Special Olympics Airlift Is on for 2014

Volunteer effort continues 25-year tradition.

Citation CJ2+
Citation CJ2+
Citation CJ2+

When Special Olympics athletes descend on the Princeton/Mercer County area of New Jersey for the 2014 games, some 800 of them will be arriving in Cessna Citation jets. The Seventh Citation Olympics Airlift was announced at last month’s NBAA Convention in Orlando, and the volunteer effort is expected to bring athletes from all 50 states to the games, which will run from June 14-21, 2014. The first Citation airlift was held in support of the 1987 Special Olympics in South Bend, Indiana. In the six airlifts to date, Cessna Citation owners and operators have transported more than 8,000 athletes and coaches, many of whom either would not have been able to afford to compete, or were unable to travel on airlines due to their conditions.

The first Citation operator to pony up for the 2014 games is Whelen Engineering of Chester, Connecticut. Famous for its exterior lighting systems for aircraft (it invented the rotating beacon in 1952) and later for emergency vehicles, Whelen relies on its Citation, but will donate its use to bring athletes to the games.
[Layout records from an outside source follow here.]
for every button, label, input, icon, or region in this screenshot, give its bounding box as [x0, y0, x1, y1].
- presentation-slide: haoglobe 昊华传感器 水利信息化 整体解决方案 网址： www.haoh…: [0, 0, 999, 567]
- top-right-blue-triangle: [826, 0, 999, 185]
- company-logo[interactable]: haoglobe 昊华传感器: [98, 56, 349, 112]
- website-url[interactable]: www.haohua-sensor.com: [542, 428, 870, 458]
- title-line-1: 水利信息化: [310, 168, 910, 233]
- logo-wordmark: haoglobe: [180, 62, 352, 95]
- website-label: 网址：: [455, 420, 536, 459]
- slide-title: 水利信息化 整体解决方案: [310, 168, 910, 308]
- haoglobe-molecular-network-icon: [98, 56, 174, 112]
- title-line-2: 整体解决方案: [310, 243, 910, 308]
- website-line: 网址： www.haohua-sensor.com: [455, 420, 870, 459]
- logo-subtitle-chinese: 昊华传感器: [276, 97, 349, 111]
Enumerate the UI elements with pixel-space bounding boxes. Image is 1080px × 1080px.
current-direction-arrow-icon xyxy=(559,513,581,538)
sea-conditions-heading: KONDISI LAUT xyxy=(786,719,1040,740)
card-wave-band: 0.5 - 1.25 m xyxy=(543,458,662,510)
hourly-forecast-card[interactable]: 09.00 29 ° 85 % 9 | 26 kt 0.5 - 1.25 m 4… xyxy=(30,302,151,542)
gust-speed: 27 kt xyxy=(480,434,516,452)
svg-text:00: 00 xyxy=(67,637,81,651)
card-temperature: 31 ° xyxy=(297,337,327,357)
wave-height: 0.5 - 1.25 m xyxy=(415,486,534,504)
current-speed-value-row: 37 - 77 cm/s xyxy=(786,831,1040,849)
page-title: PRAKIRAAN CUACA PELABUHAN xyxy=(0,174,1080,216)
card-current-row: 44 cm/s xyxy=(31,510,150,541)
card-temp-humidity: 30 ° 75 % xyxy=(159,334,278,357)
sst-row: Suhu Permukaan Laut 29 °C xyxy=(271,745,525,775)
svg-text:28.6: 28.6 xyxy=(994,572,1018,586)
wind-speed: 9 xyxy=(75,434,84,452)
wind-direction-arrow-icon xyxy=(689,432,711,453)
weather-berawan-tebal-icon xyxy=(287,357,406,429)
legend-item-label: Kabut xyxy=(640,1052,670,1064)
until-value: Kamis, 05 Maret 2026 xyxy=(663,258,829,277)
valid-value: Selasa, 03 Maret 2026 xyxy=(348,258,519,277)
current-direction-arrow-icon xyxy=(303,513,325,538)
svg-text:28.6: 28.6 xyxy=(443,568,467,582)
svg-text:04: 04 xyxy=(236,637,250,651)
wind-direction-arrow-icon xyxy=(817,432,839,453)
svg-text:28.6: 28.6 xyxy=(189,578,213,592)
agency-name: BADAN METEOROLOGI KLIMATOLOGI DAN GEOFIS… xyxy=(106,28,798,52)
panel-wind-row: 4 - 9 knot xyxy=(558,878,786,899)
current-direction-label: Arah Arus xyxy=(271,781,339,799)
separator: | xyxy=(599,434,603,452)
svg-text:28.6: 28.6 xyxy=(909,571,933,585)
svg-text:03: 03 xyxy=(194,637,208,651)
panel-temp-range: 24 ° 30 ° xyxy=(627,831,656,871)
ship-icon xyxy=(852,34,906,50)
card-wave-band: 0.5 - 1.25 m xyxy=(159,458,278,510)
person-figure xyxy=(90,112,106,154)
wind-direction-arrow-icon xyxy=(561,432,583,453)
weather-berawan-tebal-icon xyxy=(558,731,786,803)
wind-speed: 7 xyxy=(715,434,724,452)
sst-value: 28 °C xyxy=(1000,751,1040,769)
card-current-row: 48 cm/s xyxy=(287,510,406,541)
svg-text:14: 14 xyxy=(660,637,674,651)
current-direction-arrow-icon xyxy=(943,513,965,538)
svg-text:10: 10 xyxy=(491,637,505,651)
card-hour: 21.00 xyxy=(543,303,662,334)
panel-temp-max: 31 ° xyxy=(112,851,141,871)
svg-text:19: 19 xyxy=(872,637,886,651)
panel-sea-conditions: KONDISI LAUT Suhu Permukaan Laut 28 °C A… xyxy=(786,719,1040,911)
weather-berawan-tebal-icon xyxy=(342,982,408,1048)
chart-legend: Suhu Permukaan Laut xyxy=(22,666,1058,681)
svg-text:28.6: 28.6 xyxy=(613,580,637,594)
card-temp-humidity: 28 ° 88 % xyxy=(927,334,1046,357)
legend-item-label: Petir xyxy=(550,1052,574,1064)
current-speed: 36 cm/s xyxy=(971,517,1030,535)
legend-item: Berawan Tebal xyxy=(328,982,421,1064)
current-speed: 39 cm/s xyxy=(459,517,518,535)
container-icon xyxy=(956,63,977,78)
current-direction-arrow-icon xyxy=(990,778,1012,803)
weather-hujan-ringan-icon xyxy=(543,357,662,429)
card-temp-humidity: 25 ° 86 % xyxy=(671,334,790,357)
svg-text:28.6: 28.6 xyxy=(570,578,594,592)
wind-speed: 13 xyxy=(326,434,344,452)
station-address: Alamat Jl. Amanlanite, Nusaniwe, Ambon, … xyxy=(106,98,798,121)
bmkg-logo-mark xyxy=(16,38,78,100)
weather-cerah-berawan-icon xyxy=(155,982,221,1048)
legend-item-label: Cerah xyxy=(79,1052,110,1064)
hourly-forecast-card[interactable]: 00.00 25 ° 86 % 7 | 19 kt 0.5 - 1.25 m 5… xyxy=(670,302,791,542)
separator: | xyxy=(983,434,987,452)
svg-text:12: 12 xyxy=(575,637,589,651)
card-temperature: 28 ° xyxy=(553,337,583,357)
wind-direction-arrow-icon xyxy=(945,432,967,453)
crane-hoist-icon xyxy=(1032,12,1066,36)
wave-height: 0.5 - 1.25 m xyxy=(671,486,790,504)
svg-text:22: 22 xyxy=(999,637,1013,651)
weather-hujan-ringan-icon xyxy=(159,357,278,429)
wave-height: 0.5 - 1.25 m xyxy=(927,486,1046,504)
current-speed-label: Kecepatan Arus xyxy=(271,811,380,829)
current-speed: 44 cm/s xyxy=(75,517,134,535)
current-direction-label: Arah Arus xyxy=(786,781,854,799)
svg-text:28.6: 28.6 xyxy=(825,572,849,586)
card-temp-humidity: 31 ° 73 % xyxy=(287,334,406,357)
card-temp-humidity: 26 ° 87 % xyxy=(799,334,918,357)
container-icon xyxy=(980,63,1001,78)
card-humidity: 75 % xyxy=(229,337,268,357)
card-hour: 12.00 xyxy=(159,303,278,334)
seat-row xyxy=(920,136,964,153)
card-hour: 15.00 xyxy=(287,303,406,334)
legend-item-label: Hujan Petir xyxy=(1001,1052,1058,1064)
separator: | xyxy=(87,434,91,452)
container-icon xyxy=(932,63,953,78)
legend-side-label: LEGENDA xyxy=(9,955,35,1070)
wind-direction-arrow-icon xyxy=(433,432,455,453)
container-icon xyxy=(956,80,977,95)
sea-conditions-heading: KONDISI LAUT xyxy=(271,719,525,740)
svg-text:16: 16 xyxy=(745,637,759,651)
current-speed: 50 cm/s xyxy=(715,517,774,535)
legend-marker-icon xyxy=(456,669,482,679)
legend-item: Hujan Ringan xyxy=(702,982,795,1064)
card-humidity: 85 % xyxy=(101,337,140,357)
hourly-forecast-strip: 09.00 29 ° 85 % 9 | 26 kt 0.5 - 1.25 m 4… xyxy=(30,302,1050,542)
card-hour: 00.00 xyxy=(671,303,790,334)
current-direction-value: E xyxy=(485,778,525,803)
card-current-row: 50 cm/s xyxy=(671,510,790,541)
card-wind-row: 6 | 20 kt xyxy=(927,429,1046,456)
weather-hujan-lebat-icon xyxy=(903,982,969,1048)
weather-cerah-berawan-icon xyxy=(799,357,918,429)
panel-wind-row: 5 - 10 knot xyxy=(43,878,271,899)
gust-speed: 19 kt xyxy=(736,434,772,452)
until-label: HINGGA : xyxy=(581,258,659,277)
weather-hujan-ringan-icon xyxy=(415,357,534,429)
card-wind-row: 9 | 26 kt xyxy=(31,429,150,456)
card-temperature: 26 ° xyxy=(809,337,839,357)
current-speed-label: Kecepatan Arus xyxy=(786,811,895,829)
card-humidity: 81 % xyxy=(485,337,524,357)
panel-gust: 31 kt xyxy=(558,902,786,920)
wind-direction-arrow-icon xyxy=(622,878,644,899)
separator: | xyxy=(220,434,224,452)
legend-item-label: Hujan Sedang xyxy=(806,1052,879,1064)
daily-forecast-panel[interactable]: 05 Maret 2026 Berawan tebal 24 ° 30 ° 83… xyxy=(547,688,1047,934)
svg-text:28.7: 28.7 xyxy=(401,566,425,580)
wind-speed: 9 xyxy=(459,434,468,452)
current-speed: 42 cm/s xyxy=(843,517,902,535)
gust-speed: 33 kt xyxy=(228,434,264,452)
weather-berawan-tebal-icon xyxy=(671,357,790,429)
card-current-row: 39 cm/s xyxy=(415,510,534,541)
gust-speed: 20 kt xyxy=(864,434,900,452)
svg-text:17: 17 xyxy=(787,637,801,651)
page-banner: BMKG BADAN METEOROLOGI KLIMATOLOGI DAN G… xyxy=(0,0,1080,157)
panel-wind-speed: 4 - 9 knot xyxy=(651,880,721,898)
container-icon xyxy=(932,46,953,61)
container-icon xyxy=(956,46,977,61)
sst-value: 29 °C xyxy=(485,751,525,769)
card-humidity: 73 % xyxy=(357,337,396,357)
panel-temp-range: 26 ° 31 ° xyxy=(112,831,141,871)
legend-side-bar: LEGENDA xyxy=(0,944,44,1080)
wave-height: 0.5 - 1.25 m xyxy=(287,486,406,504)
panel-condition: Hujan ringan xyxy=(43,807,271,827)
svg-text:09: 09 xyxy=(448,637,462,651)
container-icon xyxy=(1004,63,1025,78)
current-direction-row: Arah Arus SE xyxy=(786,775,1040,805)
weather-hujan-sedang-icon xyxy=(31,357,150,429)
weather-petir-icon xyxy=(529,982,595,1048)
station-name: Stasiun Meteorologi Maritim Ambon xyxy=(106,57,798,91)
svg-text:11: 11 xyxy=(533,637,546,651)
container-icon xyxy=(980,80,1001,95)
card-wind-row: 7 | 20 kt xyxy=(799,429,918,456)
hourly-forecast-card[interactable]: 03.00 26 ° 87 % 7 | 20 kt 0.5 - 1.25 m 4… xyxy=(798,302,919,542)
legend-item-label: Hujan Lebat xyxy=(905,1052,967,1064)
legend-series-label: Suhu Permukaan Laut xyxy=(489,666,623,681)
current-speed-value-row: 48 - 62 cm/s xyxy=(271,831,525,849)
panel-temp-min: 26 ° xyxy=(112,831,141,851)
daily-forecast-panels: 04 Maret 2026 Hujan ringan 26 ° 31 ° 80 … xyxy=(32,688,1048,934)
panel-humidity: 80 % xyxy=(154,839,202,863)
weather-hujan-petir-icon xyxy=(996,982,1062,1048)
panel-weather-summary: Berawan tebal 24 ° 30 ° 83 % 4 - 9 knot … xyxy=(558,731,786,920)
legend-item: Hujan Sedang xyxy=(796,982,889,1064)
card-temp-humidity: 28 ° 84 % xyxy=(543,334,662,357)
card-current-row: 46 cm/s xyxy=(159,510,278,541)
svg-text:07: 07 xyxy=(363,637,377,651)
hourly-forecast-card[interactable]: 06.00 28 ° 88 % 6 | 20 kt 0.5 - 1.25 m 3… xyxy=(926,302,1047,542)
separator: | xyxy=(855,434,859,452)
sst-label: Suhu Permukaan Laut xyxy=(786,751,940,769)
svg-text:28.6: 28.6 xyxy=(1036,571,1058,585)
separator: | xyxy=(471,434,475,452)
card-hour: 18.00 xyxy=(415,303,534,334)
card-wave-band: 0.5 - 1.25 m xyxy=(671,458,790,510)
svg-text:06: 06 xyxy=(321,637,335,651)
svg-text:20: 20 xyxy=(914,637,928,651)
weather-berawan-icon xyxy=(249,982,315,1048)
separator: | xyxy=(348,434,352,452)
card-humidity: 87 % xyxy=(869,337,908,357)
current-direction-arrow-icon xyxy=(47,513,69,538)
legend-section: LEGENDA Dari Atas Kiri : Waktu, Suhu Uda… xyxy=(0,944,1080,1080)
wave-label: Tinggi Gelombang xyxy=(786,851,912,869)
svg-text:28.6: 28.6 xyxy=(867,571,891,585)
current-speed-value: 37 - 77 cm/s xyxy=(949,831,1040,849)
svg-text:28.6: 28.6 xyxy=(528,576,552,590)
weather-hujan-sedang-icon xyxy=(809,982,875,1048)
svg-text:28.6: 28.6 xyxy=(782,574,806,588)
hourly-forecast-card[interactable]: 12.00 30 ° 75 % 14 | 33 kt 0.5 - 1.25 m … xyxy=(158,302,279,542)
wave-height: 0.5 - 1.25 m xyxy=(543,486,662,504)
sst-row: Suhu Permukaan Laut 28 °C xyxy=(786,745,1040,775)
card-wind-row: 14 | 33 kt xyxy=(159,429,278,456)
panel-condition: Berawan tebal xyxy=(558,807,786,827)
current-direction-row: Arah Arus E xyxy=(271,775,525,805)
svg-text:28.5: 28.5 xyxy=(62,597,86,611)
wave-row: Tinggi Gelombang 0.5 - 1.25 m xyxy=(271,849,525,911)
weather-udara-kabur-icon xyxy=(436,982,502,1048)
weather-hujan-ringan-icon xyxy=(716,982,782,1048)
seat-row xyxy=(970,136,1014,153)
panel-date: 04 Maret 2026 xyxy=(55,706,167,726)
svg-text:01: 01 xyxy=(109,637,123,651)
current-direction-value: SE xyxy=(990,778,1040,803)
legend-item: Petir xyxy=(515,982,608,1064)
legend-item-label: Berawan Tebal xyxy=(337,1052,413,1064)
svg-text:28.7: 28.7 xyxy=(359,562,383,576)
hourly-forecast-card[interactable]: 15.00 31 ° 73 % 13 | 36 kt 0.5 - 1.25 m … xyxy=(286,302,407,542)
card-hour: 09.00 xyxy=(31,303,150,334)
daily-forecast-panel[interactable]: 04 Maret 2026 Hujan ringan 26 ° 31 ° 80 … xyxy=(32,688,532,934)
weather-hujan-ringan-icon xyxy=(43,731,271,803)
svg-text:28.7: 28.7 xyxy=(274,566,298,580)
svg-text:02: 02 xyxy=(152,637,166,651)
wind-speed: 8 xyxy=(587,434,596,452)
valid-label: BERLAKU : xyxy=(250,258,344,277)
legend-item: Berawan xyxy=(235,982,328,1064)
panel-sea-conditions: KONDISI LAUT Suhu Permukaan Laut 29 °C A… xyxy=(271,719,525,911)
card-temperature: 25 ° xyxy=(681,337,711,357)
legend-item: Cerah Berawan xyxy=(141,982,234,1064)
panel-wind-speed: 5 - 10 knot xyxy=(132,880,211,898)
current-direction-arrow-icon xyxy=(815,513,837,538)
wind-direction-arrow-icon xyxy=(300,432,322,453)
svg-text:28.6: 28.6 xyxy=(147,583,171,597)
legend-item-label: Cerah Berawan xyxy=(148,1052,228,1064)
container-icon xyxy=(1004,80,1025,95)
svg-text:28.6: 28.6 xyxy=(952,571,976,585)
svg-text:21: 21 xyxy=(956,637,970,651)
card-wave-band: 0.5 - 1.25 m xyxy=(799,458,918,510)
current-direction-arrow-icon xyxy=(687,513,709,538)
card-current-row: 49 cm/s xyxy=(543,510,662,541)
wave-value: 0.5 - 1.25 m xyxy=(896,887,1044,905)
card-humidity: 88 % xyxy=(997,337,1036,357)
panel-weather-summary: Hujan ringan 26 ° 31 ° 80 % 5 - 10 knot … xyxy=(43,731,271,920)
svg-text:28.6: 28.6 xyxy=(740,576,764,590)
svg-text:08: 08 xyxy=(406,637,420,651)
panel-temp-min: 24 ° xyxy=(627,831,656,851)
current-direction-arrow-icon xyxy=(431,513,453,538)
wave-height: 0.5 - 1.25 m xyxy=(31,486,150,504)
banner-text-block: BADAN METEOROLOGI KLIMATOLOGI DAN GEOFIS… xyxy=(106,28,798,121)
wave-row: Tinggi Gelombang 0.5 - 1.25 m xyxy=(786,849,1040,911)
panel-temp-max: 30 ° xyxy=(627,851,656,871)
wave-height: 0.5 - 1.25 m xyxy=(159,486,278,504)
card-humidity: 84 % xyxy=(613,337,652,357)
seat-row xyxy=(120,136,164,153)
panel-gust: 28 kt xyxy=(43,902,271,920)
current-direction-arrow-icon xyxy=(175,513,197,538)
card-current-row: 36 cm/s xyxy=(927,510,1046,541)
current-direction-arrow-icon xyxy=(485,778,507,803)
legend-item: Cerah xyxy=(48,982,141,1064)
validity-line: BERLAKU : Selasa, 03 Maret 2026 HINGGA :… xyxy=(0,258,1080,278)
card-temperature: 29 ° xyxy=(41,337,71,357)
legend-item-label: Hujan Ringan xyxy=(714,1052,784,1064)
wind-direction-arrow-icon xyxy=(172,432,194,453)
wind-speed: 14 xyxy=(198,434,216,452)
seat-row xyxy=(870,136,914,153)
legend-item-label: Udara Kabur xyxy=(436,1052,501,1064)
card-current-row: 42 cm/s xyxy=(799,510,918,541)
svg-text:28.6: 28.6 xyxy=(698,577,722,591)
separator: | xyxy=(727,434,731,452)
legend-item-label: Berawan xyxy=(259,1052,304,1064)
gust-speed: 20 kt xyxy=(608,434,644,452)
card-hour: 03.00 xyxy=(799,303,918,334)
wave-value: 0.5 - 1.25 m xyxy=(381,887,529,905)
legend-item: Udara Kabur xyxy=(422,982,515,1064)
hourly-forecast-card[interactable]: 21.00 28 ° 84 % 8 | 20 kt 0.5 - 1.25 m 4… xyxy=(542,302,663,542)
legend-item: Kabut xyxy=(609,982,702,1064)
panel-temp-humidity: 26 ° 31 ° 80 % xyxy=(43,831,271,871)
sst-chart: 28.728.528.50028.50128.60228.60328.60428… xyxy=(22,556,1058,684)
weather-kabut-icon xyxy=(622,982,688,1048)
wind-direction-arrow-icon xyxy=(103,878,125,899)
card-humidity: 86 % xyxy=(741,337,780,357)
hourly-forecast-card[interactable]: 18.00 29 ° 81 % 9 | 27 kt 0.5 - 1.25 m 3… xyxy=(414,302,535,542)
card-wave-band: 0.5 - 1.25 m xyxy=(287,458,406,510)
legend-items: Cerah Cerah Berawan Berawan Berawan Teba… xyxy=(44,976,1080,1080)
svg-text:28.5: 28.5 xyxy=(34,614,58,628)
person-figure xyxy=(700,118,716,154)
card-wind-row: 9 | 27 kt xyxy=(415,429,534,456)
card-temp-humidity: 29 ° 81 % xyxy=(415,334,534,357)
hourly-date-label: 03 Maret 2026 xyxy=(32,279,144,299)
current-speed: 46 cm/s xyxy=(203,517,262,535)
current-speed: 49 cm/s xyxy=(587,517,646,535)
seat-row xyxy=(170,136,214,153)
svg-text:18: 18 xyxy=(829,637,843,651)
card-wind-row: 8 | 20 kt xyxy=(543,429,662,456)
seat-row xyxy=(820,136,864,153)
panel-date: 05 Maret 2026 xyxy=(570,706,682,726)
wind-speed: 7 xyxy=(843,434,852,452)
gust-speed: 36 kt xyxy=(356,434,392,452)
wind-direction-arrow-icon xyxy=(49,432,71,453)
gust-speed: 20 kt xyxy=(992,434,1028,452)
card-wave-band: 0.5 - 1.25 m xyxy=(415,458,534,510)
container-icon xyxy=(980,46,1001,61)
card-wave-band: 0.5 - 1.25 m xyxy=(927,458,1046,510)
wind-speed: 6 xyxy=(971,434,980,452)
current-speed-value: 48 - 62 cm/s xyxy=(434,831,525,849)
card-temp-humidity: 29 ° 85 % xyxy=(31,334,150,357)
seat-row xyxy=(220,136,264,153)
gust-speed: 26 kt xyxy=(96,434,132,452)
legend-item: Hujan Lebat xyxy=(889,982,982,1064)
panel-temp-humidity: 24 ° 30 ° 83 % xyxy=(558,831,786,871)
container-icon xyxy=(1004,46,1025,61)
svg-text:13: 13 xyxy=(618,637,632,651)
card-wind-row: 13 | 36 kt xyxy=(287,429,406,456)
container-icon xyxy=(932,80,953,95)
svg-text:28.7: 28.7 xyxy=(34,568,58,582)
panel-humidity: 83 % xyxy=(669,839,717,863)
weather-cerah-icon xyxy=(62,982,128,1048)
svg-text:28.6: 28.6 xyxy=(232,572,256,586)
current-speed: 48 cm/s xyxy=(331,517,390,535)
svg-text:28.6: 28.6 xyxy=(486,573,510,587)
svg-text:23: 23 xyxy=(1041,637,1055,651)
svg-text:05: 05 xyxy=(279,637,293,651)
Jim Olson, the company’s corporate vice president, said, “We love the idea of helping the special athletes. Our Citation is critical for our business. But making it available to these kids for Special Olympics events is icing on the cake.”

Founded by the late Eunice Kennedy Shriver, Special Olympics provides a stage for athletes to compete in 17 sporting events in front of some 60,000 spectators. Special Olympics North America president and managing director Bob Gobrecht said, “The generosity of Cessna, their industry partners and the Citation owners not only provides a much needed solution to the costs associated with transporting delegations, but also gives our athletes a once-in-a-lifetime aviation experience.”